Corporate, tech giants need to lower their voices

Nick Cater
Senator Jacinta Price has been silenced by Facebook’s decision to throw its algorithmic might behind the ‘cancelling campaign’. Picture: Chris Pavlich
Senator Jacinta Price has been silenced by Facebook’s decision to throw its algorithmic might behind the ‘cancelling campaign’. Picture: Chris Pavlich

“Hi all,” began a recent email to employees of a prominent professional services firm. “The nation is about to embark on a once-in-a-generation opportunity to finally secure First Nations people’s rightful place in the Constitution. As a firm, we have a role to play. We shouldn’t underestimate the power and influence of our collective voice.”

It was the prelude to an invitation to a 90-minute “training session” held in the company’s time to educate its staff on the Uluru Statement from the Heart.

It would be cruel to name the firm, which is merely going with the corporate herd. It hardly matters to it that we have not yet seen the referendum question, or any stronger arguments for voting “yes” than Linda Burney’s contention that “it is the right thing to do”. The no case, meanwhile, has been largely unreported.

Yet in the competitive world of corporate virtue, such niceties hardly matter. The voice is a chance to paint a tender smile on faceless corporations and accumulate social capital. Vivek Ramaswamy, a former corporate executive and conscientious objector, exposed the scam in his 2021 book, Woke Capitalism. “Here’s how it works,” he wrote. “Pretend like you care about something other than profit and power, precisely to gain more of both.”

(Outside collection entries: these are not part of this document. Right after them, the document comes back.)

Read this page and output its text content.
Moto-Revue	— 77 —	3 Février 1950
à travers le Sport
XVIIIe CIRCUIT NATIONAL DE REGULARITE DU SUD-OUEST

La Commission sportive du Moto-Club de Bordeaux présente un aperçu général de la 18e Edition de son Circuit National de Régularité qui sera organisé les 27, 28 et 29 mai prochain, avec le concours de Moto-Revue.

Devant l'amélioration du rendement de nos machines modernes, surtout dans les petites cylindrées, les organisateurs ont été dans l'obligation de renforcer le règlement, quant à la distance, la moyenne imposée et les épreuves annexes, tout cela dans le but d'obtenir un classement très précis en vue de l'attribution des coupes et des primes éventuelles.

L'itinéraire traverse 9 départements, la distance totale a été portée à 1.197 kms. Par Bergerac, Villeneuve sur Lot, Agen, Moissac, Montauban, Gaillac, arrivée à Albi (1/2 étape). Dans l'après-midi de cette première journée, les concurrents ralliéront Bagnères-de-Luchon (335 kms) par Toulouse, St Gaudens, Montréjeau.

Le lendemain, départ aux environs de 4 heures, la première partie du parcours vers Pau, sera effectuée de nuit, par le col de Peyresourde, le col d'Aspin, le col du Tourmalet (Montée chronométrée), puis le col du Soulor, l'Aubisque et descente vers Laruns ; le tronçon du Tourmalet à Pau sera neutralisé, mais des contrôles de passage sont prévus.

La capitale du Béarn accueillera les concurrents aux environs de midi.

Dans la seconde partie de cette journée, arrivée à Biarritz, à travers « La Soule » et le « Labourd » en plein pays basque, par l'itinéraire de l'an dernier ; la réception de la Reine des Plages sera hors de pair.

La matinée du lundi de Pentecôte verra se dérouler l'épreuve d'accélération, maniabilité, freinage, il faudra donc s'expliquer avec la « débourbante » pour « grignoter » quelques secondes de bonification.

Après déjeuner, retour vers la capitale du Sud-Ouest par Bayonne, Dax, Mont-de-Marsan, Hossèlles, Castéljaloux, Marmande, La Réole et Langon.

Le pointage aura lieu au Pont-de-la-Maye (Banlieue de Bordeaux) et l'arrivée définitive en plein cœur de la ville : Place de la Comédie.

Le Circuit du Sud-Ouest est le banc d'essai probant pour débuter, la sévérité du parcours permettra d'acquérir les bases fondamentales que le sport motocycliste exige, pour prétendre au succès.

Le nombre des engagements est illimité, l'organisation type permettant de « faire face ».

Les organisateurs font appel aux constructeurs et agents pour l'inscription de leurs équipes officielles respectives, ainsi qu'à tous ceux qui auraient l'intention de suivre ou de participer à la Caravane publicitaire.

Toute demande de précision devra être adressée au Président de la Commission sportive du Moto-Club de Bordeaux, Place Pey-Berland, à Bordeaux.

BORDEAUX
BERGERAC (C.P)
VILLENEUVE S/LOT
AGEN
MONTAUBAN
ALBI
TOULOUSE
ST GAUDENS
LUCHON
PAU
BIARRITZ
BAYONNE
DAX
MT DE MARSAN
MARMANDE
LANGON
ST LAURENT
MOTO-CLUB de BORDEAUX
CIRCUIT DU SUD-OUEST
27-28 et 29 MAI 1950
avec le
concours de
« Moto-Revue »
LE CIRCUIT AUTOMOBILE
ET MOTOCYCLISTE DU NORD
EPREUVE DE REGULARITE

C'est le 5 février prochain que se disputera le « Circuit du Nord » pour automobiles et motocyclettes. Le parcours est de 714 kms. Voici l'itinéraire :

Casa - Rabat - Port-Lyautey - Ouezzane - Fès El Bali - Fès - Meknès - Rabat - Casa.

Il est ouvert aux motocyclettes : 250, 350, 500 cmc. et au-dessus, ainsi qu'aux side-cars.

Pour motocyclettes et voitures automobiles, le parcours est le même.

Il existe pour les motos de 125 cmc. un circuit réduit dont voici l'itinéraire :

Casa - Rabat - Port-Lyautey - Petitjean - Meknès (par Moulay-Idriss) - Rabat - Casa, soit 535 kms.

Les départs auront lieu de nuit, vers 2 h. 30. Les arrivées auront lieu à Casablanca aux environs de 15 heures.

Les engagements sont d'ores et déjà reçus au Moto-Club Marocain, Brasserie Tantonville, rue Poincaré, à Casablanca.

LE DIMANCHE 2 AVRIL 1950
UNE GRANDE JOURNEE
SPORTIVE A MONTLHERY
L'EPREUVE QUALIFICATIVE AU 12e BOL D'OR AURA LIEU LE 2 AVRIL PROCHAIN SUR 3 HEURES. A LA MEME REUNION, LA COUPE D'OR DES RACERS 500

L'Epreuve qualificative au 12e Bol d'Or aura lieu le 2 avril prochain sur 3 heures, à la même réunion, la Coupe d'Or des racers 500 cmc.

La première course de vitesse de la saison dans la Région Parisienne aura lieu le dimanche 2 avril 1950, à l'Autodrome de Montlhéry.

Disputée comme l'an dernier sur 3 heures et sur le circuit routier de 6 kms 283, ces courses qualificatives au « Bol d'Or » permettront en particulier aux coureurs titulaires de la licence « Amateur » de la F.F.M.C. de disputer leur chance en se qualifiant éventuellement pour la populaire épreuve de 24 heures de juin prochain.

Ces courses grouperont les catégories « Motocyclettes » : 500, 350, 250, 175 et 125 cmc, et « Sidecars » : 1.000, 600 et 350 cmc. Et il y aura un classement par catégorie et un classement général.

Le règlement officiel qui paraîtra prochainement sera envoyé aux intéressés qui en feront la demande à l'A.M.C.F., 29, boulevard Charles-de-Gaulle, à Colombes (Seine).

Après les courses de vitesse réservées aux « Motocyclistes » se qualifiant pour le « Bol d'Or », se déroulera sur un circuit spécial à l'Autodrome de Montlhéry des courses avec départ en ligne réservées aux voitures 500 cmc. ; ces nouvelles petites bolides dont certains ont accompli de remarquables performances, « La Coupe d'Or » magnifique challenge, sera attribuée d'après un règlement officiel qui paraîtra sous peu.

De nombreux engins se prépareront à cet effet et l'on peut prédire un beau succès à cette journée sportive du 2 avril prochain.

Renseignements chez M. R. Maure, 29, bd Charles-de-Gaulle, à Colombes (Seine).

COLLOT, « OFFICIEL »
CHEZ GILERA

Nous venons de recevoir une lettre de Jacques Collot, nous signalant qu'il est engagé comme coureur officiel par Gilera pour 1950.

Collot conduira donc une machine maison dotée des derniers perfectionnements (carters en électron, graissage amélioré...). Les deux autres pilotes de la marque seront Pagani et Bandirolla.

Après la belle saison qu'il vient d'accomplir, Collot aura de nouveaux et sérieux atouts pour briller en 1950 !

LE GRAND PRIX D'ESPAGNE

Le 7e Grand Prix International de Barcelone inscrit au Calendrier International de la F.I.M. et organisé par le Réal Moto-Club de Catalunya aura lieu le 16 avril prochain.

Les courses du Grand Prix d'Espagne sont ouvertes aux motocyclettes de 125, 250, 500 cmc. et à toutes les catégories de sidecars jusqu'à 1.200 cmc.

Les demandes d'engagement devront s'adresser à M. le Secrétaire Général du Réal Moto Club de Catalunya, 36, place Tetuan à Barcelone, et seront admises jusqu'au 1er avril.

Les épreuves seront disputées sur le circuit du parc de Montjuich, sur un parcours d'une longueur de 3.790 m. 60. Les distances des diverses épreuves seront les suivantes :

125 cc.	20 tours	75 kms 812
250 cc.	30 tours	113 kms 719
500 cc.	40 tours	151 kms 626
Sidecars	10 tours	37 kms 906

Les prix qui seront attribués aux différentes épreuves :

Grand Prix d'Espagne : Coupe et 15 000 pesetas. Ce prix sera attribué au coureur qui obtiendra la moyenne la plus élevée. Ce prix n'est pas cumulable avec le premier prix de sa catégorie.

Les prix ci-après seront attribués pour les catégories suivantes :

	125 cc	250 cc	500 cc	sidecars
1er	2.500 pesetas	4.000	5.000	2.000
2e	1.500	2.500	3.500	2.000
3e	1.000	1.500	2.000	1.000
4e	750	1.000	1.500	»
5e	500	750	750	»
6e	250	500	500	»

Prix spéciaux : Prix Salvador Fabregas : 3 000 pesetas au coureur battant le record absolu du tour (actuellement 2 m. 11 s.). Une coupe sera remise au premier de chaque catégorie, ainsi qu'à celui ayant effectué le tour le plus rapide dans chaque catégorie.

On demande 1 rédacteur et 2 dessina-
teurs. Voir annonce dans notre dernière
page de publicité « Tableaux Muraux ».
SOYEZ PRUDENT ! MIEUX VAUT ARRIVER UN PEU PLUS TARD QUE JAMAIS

Wiser heads in the yes camp are troubled by the maladroit zeal with which corporate Australia has jumped on board. The history of failed moral causes shows that when corporates band together in a woke cartel it usually backfires.

A debate that began as a grand gesture of national unity is rapidly becoming an ugly, divisive affair. A survey by Compass Polling last week found support for an Indigenous voice to parliament slid from 65 per cent at the beginning of September to 60 per cent last week. Opinion is hardening along partisan lines. Liberal voters oppose the voice by 55 per cent to 45 per cent while 75 per cent of Labor voters are in favour. It is little wonder a third of voters say their biggest concern is that the referendum will be divisive, up from 18 per cent in January.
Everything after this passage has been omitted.